PBD: So you do not know the town.
Me: Right, not very well. But where did you go to medical school, exactly?

Suffice it to say, he was not a doctor. He was some sort of medical assistant and had attended an on-the-job training, which I knew from the entire setting. If you had an actual medical degree here in Elsewhere, you would not be sitting in a dingy room in the back of a pharmacy offering the most basic of tests for a dollar a piece. You would be the weapon of last resort for the hospital (albeit still making $60 a month, probably).

The alleged doctor and I stared at each other for a while. Then I said, “Thank you, but I am looking for something different. I don’t think you can help me.”
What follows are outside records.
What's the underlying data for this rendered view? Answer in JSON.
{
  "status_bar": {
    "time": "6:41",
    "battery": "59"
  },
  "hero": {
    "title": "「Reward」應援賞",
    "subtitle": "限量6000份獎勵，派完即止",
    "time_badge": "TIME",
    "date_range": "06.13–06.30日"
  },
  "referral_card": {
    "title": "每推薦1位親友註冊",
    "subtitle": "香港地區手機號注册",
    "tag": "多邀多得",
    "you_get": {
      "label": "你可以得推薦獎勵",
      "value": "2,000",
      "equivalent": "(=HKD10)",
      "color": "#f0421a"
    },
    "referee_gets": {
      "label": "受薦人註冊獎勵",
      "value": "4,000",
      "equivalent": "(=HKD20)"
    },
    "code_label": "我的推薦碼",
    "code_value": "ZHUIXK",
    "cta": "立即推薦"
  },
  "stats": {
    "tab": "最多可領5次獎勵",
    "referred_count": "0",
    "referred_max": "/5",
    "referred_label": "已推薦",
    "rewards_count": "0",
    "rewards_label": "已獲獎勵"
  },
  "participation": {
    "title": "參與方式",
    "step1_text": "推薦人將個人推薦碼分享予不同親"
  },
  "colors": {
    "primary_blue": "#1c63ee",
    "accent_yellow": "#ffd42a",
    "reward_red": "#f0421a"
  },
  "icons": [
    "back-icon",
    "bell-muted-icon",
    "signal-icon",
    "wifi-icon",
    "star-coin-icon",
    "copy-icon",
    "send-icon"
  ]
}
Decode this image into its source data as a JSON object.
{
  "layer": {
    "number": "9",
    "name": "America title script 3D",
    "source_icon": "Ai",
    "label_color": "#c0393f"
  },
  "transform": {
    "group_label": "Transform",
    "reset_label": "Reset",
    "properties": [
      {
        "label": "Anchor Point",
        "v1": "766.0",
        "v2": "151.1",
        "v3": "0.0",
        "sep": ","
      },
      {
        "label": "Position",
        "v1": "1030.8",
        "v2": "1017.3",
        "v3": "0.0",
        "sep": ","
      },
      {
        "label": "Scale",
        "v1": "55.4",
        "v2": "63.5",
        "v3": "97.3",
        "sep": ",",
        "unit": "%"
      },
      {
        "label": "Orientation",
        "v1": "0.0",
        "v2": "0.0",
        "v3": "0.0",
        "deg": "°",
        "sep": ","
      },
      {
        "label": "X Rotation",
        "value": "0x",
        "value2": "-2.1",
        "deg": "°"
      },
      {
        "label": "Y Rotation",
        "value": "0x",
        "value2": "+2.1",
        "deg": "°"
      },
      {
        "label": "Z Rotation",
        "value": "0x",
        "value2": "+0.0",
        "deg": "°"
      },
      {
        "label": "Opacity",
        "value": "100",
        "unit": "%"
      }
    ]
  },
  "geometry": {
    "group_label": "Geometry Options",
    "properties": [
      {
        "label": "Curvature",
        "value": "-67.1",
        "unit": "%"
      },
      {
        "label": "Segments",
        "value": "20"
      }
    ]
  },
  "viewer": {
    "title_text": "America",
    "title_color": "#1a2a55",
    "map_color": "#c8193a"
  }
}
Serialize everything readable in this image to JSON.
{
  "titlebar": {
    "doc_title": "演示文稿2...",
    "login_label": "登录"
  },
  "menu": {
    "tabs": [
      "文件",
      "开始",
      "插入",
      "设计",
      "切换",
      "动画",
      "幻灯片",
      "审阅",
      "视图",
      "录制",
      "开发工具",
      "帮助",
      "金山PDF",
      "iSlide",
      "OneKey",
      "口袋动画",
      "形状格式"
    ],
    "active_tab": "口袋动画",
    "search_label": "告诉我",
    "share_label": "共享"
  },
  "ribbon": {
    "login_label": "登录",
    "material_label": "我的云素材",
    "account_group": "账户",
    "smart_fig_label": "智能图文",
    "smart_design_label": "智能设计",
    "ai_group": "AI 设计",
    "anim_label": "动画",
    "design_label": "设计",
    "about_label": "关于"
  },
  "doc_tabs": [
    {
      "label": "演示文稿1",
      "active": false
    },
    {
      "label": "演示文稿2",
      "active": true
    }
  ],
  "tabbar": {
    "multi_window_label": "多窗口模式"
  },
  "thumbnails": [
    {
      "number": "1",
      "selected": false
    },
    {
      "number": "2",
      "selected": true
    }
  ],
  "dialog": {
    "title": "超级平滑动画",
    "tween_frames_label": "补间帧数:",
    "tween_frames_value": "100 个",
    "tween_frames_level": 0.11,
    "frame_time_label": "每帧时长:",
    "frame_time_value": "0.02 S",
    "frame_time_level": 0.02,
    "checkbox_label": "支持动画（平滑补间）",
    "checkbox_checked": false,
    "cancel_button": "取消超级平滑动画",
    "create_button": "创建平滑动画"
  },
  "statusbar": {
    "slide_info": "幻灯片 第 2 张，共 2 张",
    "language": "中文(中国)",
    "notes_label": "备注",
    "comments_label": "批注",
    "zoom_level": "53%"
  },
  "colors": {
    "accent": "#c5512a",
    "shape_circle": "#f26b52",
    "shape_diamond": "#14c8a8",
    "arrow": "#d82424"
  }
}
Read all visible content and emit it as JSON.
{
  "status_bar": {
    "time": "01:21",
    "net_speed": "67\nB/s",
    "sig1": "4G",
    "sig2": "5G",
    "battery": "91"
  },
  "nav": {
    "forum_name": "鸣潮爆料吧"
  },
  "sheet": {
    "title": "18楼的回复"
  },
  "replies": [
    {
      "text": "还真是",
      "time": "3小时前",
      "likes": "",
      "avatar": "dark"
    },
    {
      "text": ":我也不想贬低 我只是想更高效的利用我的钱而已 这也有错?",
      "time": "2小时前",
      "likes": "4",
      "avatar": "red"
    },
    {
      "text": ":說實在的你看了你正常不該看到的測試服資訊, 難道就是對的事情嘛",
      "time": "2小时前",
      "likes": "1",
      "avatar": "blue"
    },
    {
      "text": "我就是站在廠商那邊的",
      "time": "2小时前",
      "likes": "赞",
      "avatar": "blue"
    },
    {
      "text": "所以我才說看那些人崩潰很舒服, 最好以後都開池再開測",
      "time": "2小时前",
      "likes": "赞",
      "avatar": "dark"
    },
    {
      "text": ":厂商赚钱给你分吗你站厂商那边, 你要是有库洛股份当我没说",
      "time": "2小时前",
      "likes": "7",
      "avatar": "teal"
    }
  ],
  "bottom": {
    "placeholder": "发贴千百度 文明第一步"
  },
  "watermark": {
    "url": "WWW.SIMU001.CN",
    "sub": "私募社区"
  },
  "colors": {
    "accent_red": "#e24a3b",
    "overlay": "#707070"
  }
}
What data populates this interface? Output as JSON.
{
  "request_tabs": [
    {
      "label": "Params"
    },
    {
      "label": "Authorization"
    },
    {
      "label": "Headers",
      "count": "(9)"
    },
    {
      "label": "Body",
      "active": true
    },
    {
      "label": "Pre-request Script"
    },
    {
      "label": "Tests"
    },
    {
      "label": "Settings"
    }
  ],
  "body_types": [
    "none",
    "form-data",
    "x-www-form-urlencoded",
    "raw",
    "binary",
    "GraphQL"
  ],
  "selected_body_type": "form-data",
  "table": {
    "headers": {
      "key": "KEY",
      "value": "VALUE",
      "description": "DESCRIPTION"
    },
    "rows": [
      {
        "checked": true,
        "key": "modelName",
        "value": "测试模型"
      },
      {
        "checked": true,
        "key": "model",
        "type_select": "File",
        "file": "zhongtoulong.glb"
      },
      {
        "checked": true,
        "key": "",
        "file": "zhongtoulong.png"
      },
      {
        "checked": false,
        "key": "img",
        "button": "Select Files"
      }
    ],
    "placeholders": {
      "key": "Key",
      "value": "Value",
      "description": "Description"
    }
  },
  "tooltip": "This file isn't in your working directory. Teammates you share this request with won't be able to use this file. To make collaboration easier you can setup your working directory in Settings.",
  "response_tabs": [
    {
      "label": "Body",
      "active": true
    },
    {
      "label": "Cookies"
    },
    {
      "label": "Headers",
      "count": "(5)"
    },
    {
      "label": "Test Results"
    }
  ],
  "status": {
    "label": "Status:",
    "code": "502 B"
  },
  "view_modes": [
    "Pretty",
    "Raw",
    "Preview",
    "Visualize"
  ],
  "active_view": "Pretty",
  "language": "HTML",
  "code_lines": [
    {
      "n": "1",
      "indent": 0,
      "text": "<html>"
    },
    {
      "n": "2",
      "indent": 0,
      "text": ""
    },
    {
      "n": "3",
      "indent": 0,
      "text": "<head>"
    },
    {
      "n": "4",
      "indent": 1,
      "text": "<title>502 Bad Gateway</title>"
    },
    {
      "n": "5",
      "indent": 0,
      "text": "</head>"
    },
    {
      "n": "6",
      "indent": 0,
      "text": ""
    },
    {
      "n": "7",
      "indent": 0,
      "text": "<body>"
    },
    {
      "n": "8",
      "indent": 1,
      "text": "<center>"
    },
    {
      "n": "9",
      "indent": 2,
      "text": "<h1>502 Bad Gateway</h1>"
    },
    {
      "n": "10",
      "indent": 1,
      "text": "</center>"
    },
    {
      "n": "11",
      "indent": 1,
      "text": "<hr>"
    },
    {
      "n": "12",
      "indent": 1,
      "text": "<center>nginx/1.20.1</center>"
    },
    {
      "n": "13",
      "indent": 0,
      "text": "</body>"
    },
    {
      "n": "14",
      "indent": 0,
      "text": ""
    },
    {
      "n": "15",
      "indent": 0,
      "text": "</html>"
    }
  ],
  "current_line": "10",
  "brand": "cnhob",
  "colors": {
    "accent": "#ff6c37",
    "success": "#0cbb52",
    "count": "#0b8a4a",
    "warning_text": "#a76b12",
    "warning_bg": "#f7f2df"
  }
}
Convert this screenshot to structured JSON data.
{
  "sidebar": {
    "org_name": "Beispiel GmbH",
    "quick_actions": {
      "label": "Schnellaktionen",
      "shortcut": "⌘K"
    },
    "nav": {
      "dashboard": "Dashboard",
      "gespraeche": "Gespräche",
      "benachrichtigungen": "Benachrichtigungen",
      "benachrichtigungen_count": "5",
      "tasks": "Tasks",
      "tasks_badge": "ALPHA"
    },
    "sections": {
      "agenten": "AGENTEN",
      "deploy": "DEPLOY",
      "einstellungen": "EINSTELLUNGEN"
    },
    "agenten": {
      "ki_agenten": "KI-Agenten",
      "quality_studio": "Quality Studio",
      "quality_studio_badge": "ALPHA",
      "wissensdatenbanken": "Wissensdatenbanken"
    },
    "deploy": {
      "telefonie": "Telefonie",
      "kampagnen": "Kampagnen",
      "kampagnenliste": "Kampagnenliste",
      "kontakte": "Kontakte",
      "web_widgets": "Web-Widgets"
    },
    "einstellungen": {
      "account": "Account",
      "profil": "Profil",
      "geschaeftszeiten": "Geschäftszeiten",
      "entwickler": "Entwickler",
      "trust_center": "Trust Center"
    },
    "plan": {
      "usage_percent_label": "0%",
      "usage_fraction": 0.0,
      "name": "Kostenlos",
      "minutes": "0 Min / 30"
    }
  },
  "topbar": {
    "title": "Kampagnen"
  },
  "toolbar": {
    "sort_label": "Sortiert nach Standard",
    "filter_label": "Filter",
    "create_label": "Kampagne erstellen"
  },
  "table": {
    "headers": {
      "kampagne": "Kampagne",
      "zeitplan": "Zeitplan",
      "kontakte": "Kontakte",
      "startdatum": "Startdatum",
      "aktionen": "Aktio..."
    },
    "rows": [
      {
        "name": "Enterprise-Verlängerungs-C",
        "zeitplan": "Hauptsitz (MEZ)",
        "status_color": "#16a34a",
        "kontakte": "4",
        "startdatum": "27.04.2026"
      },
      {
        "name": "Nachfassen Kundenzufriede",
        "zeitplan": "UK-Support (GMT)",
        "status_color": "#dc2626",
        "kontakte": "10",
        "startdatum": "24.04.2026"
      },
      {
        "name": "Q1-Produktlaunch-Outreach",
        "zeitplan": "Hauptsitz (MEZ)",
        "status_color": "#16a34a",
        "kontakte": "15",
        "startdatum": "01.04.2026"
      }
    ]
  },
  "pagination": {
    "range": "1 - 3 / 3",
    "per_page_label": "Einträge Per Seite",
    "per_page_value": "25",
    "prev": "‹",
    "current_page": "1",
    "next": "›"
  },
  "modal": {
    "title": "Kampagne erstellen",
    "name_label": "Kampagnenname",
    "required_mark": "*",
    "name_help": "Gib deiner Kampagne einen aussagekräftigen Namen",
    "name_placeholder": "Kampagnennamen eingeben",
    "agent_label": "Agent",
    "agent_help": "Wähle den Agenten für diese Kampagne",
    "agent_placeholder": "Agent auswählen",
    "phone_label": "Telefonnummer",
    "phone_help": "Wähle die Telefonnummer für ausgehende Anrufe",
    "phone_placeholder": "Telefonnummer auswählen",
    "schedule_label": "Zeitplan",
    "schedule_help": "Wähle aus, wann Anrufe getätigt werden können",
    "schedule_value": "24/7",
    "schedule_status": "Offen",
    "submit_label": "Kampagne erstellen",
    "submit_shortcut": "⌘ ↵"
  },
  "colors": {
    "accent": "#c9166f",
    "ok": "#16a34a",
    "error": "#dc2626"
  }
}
I left. And then I sat on the bench outside trying not to cry while the doctor and the pharmacy guy yelled at my coworker because I was rude enough to ask if my non-doctor was actually a doctor. Okay, I sat on the bench crying, but behind my sunglasses, which are large, so it was not obvious to the entire town. I was hot and tired and sick and I had just been yelled at for daring to ask for qualifications from someone who probably knows less medicine than I do.

I gave up. (Actually, I gave up after I stopped crying and after stopping at the hospital, glancing at the wait, and realizing that wasn’t happening, either.)

I’m going to feel sick to my stomach for the rest of my life, apparently. But never fear. I have more self-treatment ideas up my sleeves. Next up: worms, and then bacteria. (Or vice versa.) Death to the intestinal intruders.